SMRT Sequencing is the ideal tool to investigate these genetic complexities, due to its long reads with uniform coverage that allow comprehensive de novo genome assemblies and provide more complete and accurate views of all types of genomic variations. Despite the power of SMRT Sequencing, however, de novo assembly of large genomes still remains a challenge requiring, among other things, very powerful compute resources.
The BlueBee platform was designed with confidential sample information in mind, and thus employs a multi-layered data security approach to ensure an environment that covers the strictest of security controls. The BlueBee platform data centers are compliant with all applicable security and regulatory standards. The compliance standards BlueBee adheres to include:ISO 27001:2013, HIPAA, IGT (NHS, UK), C-Star Level 1, PHIPA & PIPEDA (Canada) and EU Model Clauses (for regional data storage and processing).
BlueBee offers a global bio-informatics platform to process, analyze, share and store genomics data.
With a private cloud service, BlueBee supports users in clinical diagnostics, therapeutics and research with advanced analytics for genomic data driven medicine.
Designed for cross-functional teams of clinicians and life science researchers the BlueBee platform effectively centralizes and manages genomics data processes and storage. BlueBee’s multi-layered security is designed to meet both specific organizational and regulatory data protection requirements when analyzing and storing research or clinical grade data.
Local data processing is guaranteed via “Data Residency Control” in state-of- the-art data centres. The service is available across all major European countries and US cities, as well as in Canada and Asia Pacific.
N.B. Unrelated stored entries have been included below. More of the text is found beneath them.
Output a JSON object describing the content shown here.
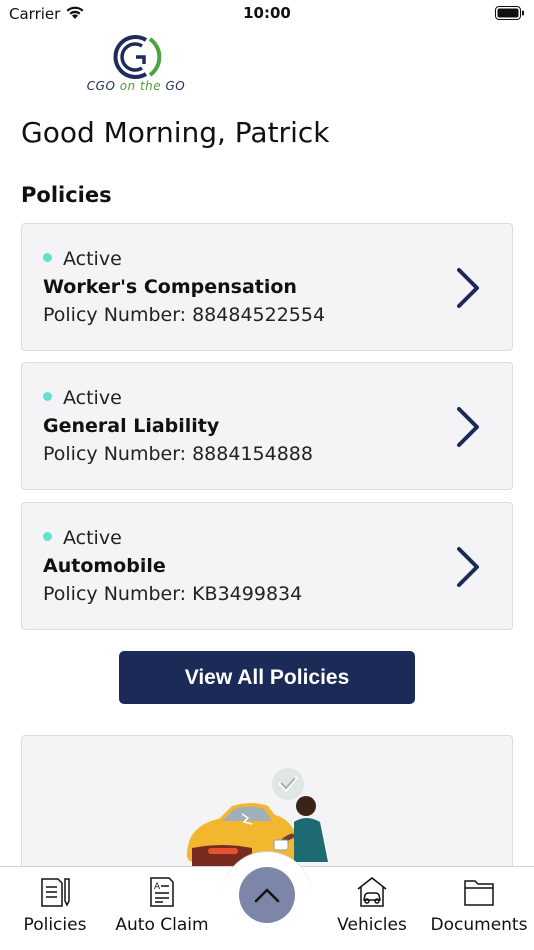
{
  "status_bar": {
    "carrier": "Carrier",
    "time": "10:00"
  },
  "logo": {
    "text_prefix": "CGO ",
    "text_mid": "on the",
    "text_suffix": " GO"
  },
  "greeting": "Good Morning, Patrick",
  "policies_section": {
    "title": "Policies",
    "number_label": "Policy Number:",
    "items": [
      {
        "status": "Active",
        "name": "Worker's Compensation",
        "number": "88484522554"
      },
      {
        "status": "Active",
        "name": "General Liability",
        "number": "8884154888"
      },
      {
        "status": "Active",
        "name": "Automobile",
        "number": "KB3499834"
      }
    ],
    "view_all_label": "View All Policies"
  },
  "tab_bar": {
    "tabs": [
      {
        "label": "Policies",
        "icon": "policies-document-icon"
      },
      {
        "label": "Auto Claim",
        "icon": "auto-claim-form-icon"
      },
      {
        "label": "Vehicles",
        "icon": "vehicles-garage-icon"
      },
      {
        "label": "Documents",
        "icon": "folder-icon"
      }
    ],
    "center_button_icon": "chevron-up-icon"
  },
  "colors": {
    "brand_navy": "#1b2a57",
    "status_active": "#5fe3cf",
    "fab": "#7c86a8",
    "logo_green": "#4ea33a"
  }
}
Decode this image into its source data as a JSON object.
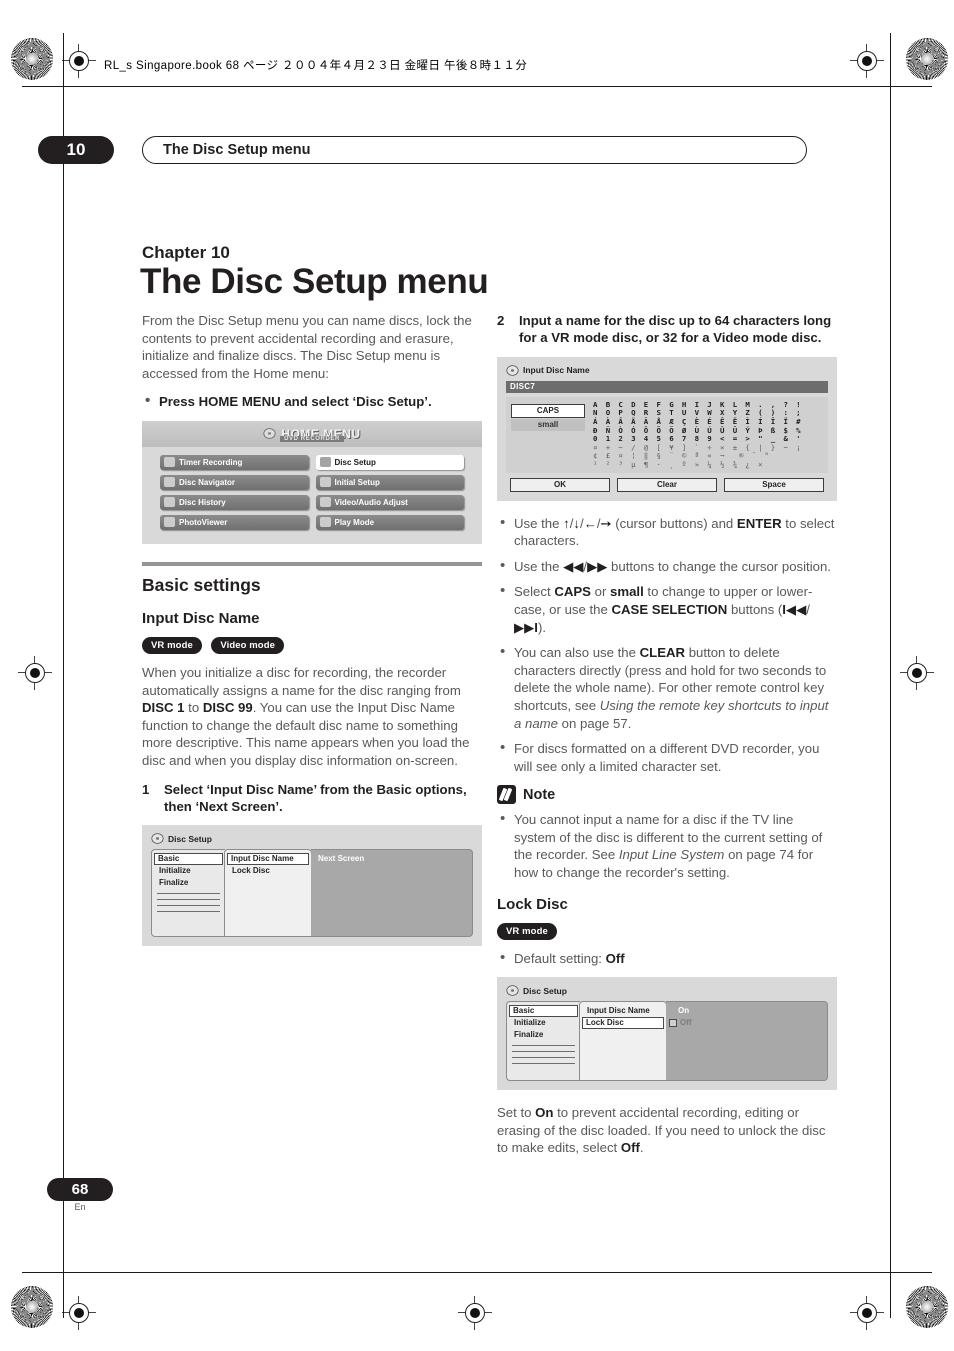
{
  "print_header": "RL_s Singapore.book  68 ページ  ２００４年４月２３日  金曜日  午後８時１１分",
  "running_head": {
    "chapter_number": "10",
    "title": "The Disc Setup menu"
  },
  "title_block": {
    "chapter_label": "Chapter 10",
    "chapter_title": "The Disc Setup menu"
  },
  "left_column": {
    "intro": "From the Disc Setup menu you can name discs, lock the contents to prevent accidental recording and erasure, initialize and finalize discs. The Disc Setup menu is accessed from the Home menu:",
    "intro_bullet": "Press HOME MENU and select ‘Disc Setup’.",
    "home_menu_shot": {
      "logo": "HOME MENU",
      "sublogo": "DVD RECORDER",
      "left_items": [
        {
          "label": "Timer Recording",
          "icon": "clock-icon",
          "selected": false
        },
        {
          "label": "Disc Navigator",
          "icon": "disc-navigator-icon",
          "selected": false
        },
        {
          "label": "Disc History",
          "icon": "history-icon",
          "selected": false
        },
        {
          "label": "PhotoViewer",
          "icon": "photo-icon",
          "selected": false
        }
      ],
      "right_items": [
        {
          "label": "Disc Setup",
          "icon": "disc-setup-icon",
          "selected": true
        },
        {
          "label": "Initial Setup",
          "icon": "gear-icon",
          "selected": false
        },
        {
          "label": "Video/Audio Adjust",
          "icon": "adjust-icon",
          "selected": false
        },
        {
          "label": "Play Mode",
          "icon": "play-icon",
          "selected": false
        }
      ]
    },
    "section_title": "Basic settings",
    "subsection_title": "Input Disc Name",
    "badges": [
      "VR mode",
      "Video mode"
    ],
    "paragraph": "When you initialize a disc for recording, the recorder automatically assigns a name for the disc ranging from DISC 1 to DISC 99. You can use the Input Disc Name function to change the default disc name to something more descriptive. This name appears when you load the disc and when you display disc information on-screen.",
    "para_bold_1": "DISC 1",
    "para_bold_2": "DISC 99",
    "step1_number": "1",
    "step1_text": "Select ‘Input Disc Name’ from the Basic options, then ‘Next Screen’.",
    "disc_setup_shot": {
      "title": "Disc Setup",
      "col1": [
        "Basic",
        "Initialize",
        "Finalize"
      ],
      "col1_selected": "Basic",
      "col2": [
        "Input Disc Name",
        "Lock Disc"
      ],
      "col2_selected": "Input Disc Name",
      "col3": [
        "Next Screen"
      ]
    }
  },
  "right_column": {
    "step2_number": "2",
    "step2_text": "Input a name for the disc up to 64 characters long for a VR mode disc, or 32 for a Video mode disc.",
    "keyboard_shot": {
      "title": "Input Disc Name",
      "name_value": "DISC7",
      "cursor_char": "D",
      "case_options": [
        "CAPS",
        "small"
      ],
      "case_selected": "CAPS",
      "char_rows": [
        "A B C D E F G H I J K L M . , ? !",
        "N O P Q R S T U V W X Y Z ( ) : ;",
        "Á À Â Ä Ã Å Æ Ç È É Ê Ë Ì Í Î Ï #",
        "Ð Ñ Ò Ó Ô Õ Ö Ø Ù Ú Û Ü Ý Þ ß $ %",
        "0 1 2 3 4 5 6 7 8 9 < = > \" _ & '",
        "¤ + − / @ [ ¥ ] ` ÷ × ± { | } ~ ¡",
        "¢ £ ¤ ¦ ‖ § ¨ © ª « ¬ ­ ® ¯ °",
        "¹ ² ³ µ ¶ · ¸ º » ¼ ½ ¾ ¿ ×"
      ],
      "buttons": [
        "OK",
        "Clear",
        "Space"
      ]
    },
    "bullets": [
      "Use the ↑/↓/←/→ (cursor buttons) and ENTER to select characters.",
      "Use the ◀◀/▶▶ buttons to change the cursor position.",
      "Select CAPS or small to change to upper or lower-case, or use the CASE SELECTION buttons (I◀◀/ ▶▶I).",
      "You can also use the CLEAR button to delete characters directly (press and hold for two seconds to delete the whole name). For other remote control key shortcuts, see Using the remote key shortcuts to input a name on page 57.",
      "For discs formatted on a different DVD recorder, you will see only a limited character set."
    ],
    "note": {
      "title": "Note",
      "text": "You cannot input a name for a disc if the TV line system of the disc is different to the current setting of the recorder. See Input Line System on page 74 for how to change the recorder's setting.",
      "italic_ref": "Input Line System",
      "page_ref": "74"
    },
    "lock_disc": {
      "title": "Lock Disc",
      "badges": [
        "VR mode"
      ],
      "default_bullet_label": "Default setting:",
      "default_bullet_value": "Off",
      "shot": {
        "title": "Disc Setup",
        "col1": [
          "Basic",
          "Initialize",
          "Finalize"
        ],
        "col1_selected": "Basic",
        "col2": [
          "Input Disc Name",
          "Lock Disc"
        ],
        "col2_selected": "Lock Disc",
        "col3": [
          "On",
          "Off"
        ],
        "col3_current": "Off"
      },
      "closing_text": "Set to On to prevent accidental recording, editing or erasing of the disc loaded. If you need to unlock the disc to make edits, select Off."
    }
  },
  "footer": {
    "page_number": "68",
    "language": "En"
  }
}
Pacific Biosciences of California, Inc. (NASDAQ:PACB) offers sequencing systems to help scientists resolve genetically complex problems. Based on its novel Single Molecule, Real-Time (SMRT®) technology, Pacific Biosciences’ products enable: de novo genome assembly to finish genomes in order to more fully identify, annotate and decipher genomic structures; full-length transcript analysis to improve annotations in reference genomes, characterize alternatively spliced isoforms in important gene families, and find novel genes; targeted sequencing to more comprehensively characterize genetic variations; and real-time kinetic information for epigenome characterization. Pacific Biosciences’ technology provides high accuracy, ultra-long reads, uniform coverage, and the ability to simultaneously detect epigenetic changes. PacBio® sequencing systems, including consumables and software, provide a simple, fast, end-to-end workflow for SMRT Sequencing. More information is available at www.pacb.com.
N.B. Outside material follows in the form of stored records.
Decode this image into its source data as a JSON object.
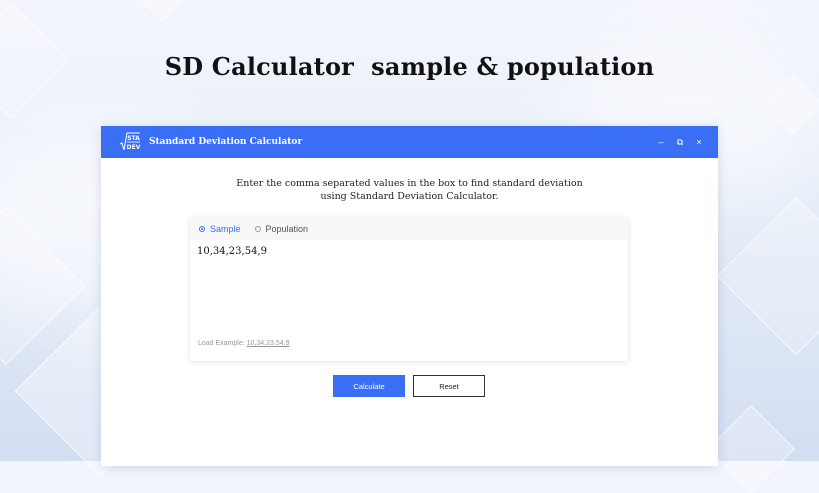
{
  "page": {
    "headline": "SD Calculator  sample & population"
  },
  "window": {
    "title": "Standard Deviation Calculator",
    "logo_text": [
      "STA",
      "DEV"
    ],
    "controls": {
      "minimize": "–",
      "restore": "⧉",
      "close": "×"
    }
  },
  "instructions": {
    "line1": "Enter the comma separated values in the box to find standard deviation",
    "line2": "using Standard Deviation Calculator."
  },
  "calculator": {
    "options": [
      {
        "label": "Sample",
        "selected": true
      },
      {
        "label": "Population",
        "selected": false
      }
    ],
    "input_value": "10,34,23,54,9",
    "example_label": "Load Example:",
    "example_value": "10,34,23,54,9"
  },
  "buttons": {
    "calculate": "Calculate",
    "reset": "Reset"
  },
  "colors": {
    "accent": "#3a6ef5"
  }
}
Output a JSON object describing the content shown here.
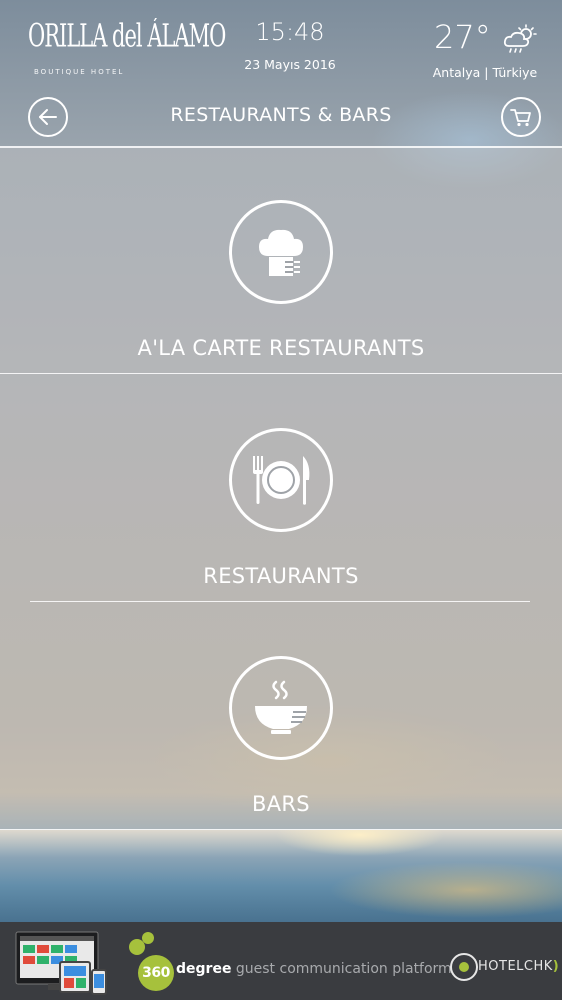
{
  "header": {
    "logo_name": "ORILLA del ÁLAMO",
    "logo_subtitle": "BOUTIQUE HOTEL",
    "time": "15:48",
    "date": "23 Mayıs 2016",
    "temperature": "27°",
    "weather_icon": "partly-cloudy-rain-icon",
    "location": "Antalya | Türkiye",
    "title": "RESTAURANTS & BARS",
    "back_icon": "arrow-left-icon",
    "cart_icon": "shopping-cart-icon"
  },
  "categories": [
    {
      "label": "A'LA CARTE RESTAURANTS",
      "icon": "chef-hat-icon"
    },
    {
      "label": "RESTAURANTS",
      "icon": "plate-cutlery-icon"
    },
    {
      "label": "BARS",
      "icon": "steaming-bowl-icon"
    }
  ],
  "footer": {
    "badge": "360",
    "tagline_bold": "degree",
    "tagline_rest": " guest communication platform",
    "brand": "HOTELCHK",
    "brand_suffix": ")",
    "accent_color": "#a6c13c",
    "background_color": "#3a3c40"
  }
}
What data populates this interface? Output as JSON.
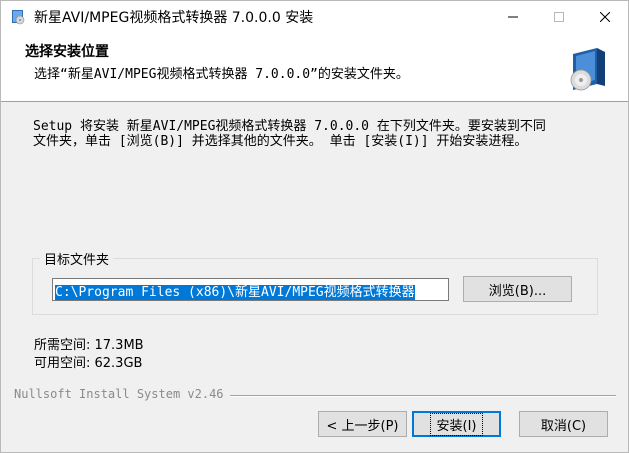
{
  "window": {
    "title": "新星AVI/MPEG视频格式转换器 7.0.0.0 安装"
  },
  "header": {
    "title": "选择安装位置",
    "subtitle": "选择“新星AVI/MPEG视频格式转换器 7.0.0.0”的安装文件夹。"
  },
  "intro": {
    "line1": "Setup 将安装 新星AVI/MPEG视频格式转换器 7.0.0.0 在下列文件夹。要安装到不同",
    "line2": "文件夹，单击 [浏览(B)] 并选择其他的文件夹。 单击 [安装(I)] 开始安装进程。"
  },
  "destination": {
    "group_label": "目标文件夹",
    "path": "C:\\Program Files (x86)\\新星AVI/MPEG视频格式转换器",
    "browse_label": "浏览(B)..."
  },
  "space": {
    "required": "所需空间: 17.3MB",
    "available": "可用空间: 62.3GB"
  },
  "branding": "Nullsoft Install System v2.46",
  "buttons": {
    "back": "< 上一步(P)",
    "install": "安装(I)",
    "cancel": "取消(C)"
  },
  "icons": {
    "app": "installer-icon",
    "header": "disc-box-icon",
    "minimize": "minimize-icon",
    "maximize": "maximize-icon",
    "close": "close-icon"
  },
  "colors": {
    "selection": "#0078d7",
    "default_button_border": "#0078d7"
  }
}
All statements in this press release that are not historical are forward-looking statements, including, among other things, statements relating to future uses, quality or performance of, or benefits of using, products or technologies, the suitability of products or technologies for particular applications and other future events. You should not place undue reliance on forward-looking statements because they involve known and unknown risks, uncertainties, changes in circumstances and other factors that are, in some cases, beyond Pacific Biosciences’ control and could cause actual results to differ materially from the information expressed or implied by forward-looking statements made in this press release. Factors that could materially affect actual results can be found in Pacific Biosciences’ most recent filings with the Securities and Exchange Commission, including Pacific Biosciences’ most recent reports on Forms 8-K, 10-K and 10-Q, and include those listed under the caption “Risk Factors.”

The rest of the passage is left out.